In short, the reduction of a human activity–math–to its corresponding brain activity achieves precisely nothing when it comes to the doing of the activity. It aids our understanding of that activity in some regards–as in, how does its corresponding brain activity compare to other corresponding brain activities for other actions–and not in others. Some aspects of this reduction will strike us as perfectly pointless, given the antecedent accomplishments of mathematics and mathematicians.
Not all possible reduction is desirable or meaningful.
The amended premise is interesting. To suppose there is such a contraption by which we might ascertain the correctness of a particular math problem would like strike most scientists as perverse. Correct me if I’m wrong (I have no special training in this field, so I’m just working on my basic understanding of this subject), but interpreting the function of this machine in this light seems to implicitly endorse a particular view of mathematics, i.e. that either there is some subterranean mental process by which the correctness/incorrectness is imputed to a mathematical solution or there is something perceptually recognizable about a correct mathematical solution that has an underlying mental correlate. I’m not sure either of those views is obvious or without philosophical baggage (the first view seems to commit one to the view that correctness in mathematics is substantially internal and mind-dependent; the second raises questions about what, exactly, is being perceived or recognized).

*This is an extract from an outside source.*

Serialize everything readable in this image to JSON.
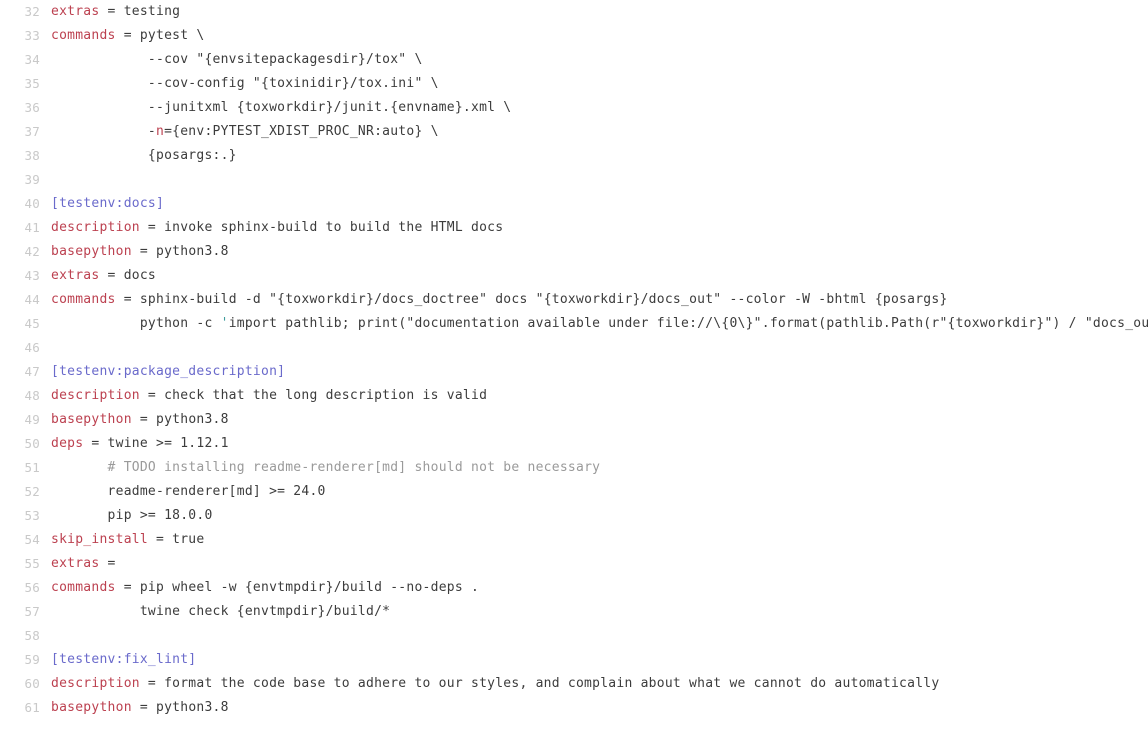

Even if analogous technology were developed vis a vis ethics, it seems to me that the technology would require tacit acceptance of certain antecedent ethical ideas.
Sorry for the late and rushed reply. Yes, I don’t think either of those views are uncontroversial. I assumed the existence of such a ‘contraption’ as a kind of stipulation, that even if it were to exist, we’d still be left with a kind of ‘mathematical assessment’ of the solution. More on this very soon. Sorry again for being so tardy.